One of the early trends we’ve seen in the Premier League this season is the number of through balls being played. Ronaldo’s second goal against Newcastle came from a beautifully weighted pass from Luke Shaw. Ronaldo was not expected to score goals like this as a 36-year-old, but this is the season of the threaded ball, so why not.
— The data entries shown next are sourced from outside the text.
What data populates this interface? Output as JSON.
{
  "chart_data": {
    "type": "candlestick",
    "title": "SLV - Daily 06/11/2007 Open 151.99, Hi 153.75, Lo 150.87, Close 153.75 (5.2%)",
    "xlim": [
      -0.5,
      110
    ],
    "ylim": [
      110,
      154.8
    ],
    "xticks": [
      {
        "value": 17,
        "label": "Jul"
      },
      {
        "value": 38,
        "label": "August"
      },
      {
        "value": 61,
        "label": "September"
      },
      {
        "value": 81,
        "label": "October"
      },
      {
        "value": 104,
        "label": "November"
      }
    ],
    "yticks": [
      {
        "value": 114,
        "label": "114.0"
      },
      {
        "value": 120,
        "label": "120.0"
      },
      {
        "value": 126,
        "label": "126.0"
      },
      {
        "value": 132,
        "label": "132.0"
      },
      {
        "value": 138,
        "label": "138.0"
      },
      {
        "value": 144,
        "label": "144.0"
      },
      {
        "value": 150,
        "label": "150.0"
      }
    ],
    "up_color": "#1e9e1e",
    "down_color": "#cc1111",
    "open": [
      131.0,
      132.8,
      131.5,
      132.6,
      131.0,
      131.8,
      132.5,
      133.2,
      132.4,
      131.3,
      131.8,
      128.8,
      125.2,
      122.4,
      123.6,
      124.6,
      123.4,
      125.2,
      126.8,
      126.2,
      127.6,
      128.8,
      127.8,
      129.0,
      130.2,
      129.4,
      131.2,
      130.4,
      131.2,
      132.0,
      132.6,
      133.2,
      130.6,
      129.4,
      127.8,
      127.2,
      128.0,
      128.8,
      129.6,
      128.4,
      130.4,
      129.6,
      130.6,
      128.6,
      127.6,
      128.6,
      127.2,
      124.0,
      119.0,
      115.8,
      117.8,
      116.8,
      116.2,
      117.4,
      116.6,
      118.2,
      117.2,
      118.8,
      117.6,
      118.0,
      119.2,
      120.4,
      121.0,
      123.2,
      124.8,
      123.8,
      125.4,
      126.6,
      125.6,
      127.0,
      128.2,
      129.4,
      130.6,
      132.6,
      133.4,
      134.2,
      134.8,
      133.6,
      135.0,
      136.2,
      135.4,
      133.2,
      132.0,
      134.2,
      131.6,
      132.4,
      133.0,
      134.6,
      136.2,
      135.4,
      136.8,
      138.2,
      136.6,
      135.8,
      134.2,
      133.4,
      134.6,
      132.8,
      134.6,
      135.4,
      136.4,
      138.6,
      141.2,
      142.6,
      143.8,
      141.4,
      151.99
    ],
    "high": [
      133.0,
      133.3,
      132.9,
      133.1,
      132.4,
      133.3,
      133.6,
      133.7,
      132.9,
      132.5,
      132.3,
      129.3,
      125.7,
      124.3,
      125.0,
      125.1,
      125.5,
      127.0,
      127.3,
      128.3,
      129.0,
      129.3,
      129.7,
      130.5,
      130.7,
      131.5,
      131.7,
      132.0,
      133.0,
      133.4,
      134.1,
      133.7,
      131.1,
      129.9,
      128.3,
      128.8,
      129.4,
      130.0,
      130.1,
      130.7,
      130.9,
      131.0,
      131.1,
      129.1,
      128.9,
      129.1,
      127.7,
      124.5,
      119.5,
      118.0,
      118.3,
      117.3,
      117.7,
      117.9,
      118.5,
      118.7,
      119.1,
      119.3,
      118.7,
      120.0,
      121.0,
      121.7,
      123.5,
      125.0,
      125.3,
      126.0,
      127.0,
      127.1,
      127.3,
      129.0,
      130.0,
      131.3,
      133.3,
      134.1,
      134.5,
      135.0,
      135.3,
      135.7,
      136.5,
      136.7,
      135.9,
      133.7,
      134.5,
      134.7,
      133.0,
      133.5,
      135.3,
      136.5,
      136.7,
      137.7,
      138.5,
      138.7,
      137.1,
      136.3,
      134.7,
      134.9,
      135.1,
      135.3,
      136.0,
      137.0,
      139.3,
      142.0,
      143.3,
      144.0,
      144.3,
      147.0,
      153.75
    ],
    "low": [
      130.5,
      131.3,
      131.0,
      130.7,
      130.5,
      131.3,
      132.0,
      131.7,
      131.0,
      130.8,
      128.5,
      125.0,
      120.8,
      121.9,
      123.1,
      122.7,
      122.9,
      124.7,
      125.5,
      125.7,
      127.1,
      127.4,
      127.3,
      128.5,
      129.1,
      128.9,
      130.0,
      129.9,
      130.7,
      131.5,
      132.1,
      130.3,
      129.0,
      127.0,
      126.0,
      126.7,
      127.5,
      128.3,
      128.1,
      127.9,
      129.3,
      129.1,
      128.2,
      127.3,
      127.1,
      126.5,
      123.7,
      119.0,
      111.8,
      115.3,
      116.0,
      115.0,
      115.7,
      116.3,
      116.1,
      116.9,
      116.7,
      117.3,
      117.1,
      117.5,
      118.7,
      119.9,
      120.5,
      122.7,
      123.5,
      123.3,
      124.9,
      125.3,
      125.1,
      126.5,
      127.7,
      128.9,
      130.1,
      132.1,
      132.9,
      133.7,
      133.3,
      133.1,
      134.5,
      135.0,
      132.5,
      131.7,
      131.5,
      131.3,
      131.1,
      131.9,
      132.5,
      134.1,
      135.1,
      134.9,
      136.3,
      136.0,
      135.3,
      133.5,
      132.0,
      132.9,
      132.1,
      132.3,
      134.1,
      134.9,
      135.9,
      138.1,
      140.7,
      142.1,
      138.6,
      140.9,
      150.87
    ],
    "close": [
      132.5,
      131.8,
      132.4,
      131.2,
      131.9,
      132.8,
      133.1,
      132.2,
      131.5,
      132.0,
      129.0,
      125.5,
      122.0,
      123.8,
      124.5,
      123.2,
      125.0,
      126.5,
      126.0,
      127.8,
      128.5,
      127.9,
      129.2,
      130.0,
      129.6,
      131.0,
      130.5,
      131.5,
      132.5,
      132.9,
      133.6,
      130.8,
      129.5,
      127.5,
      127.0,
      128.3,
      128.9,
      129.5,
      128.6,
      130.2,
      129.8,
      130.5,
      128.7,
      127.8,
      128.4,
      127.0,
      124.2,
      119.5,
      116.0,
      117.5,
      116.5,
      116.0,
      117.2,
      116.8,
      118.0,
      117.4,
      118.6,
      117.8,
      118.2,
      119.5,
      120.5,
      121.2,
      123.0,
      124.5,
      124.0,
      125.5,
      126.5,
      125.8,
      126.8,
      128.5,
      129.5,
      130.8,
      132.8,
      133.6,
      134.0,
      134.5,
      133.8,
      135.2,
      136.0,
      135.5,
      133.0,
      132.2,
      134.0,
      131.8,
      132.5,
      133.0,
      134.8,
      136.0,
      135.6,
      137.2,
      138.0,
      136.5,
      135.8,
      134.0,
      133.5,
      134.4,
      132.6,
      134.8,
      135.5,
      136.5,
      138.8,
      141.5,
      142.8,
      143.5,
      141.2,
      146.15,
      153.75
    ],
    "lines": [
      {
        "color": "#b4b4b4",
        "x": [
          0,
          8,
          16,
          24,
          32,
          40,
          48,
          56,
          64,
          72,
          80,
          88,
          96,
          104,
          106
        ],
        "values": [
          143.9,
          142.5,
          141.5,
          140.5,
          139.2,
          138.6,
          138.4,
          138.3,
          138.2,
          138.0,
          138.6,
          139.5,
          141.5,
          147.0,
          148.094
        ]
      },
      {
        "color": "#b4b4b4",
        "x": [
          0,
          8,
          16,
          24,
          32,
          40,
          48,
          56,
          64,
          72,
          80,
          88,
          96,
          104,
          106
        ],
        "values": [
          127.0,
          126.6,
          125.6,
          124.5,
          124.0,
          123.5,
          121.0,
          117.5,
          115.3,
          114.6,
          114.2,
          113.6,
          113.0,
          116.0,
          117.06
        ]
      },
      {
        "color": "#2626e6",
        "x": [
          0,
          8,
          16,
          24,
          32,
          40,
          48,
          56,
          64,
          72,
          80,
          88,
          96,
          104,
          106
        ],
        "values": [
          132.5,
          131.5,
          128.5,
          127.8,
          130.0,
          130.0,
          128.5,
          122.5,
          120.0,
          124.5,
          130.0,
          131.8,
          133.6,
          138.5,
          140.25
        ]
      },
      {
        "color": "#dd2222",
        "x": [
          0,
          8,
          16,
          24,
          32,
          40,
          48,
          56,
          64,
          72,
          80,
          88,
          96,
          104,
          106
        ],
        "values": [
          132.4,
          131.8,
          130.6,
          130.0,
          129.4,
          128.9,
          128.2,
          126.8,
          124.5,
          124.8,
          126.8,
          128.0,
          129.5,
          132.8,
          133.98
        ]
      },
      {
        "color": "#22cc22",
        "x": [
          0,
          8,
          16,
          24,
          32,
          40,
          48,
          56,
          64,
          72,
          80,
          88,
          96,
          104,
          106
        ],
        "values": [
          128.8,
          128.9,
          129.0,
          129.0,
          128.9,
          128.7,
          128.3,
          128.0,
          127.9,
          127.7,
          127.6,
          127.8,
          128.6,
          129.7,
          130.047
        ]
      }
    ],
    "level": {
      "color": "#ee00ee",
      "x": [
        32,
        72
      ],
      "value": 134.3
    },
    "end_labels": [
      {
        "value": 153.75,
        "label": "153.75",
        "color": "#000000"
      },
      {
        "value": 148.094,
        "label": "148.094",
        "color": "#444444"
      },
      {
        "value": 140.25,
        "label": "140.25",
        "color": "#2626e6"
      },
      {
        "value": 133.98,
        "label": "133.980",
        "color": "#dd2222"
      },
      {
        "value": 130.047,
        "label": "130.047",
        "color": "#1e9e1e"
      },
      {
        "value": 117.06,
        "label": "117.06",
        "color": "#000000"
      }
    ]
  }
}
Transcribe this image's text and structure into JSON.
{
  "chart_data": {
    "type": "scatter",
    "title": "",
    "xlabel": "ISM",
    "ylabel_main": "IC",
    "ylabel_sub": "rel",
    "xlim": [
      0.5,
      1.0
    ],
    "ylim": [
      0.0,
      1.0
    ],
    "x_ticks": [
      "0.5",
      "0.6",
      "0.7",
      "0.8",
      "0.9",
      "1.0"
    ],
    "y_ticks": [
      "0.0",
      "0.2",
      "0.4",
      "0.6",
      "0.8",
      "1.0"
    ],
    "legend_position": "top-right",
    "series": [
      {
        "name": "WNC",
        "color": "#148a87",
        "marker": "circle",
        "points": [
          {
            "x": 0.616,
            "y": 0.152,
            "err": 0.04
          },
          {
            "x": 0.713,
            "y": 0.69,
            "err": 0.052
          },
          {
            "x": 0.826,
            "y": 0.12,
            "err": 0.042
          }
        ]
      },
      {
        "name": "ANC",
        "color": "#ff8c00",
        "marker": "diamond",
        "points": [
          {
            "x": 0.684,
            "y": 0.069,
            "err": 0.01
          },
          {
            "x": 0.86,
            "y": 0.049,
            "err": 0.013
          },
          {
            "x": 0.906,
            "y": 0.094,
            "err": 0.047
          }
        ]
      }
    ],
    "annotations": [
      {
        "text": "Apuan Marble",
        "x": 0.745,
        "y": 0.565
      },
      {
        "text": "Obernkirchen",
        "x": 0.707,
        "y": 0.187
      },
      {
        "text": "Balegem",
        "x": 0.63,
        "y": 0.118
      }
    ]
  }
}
Last season Premier League games averaged around 1.2 through balls. So far in 2021-22 that has leapt to 4.3 per game, with Bruno Fernandes, Sadio Mane, Ilkay Gundogan and João Cancelo all leading on five. With top Premier League managers invariably demanding relentless movement from their forwards, and a summer of actual rest for many leading actors in the division, it’s not surprising to see this trending upwards. Arsenal’s new signing Albert Sambi Lokonga has played four through balls and has thus endeared himself to the supporters already. People notice this stuff, you see. On World In Motion, John Barnes sang “there’s only one way to beat them/get round the back” but he was incorrect. In 2021 the best way to beat them is to split the defence using weight and guile.

Posh Pain & Not Much Game

Seasoned EFL observers were concerned about promoted Peterborough’s chances of establishing themselves in the Championship this season, and after a reasonable start the club are now second bottom of the division, with a 6-2 hammering at Sheffield United on Saturday a worrying development. Peterborough were in the second tier back in 2009-10 and let in six goals in a game that season too, losing 6-0 at Reading with a couple of weeks of the campaign left on their way to a 24th-place finish. They were back again in 2012-13 and won 15 games, as many as 12th placed Birmingham, but still went down. The jump from the third tier to the second is one of the biggest in English football and it seems that no club is immune.

Meanwhile, West Brom’s 1-1 draw with Millwall is more likely to go down in the record books for unseemly antics from the fans outside the game than it is for producing a high-quality match. The fans that actually made it into the Hawthorns were treated to 39 minutes, 54 seconds of ball-in-play time, the first game in the top two divisions to dip under 40 minutes of action this season. Sometimes football can produce a classic game of two halves. For WBA and Millwall supporters, in terms of actual action, this wasn’t even a game of one half.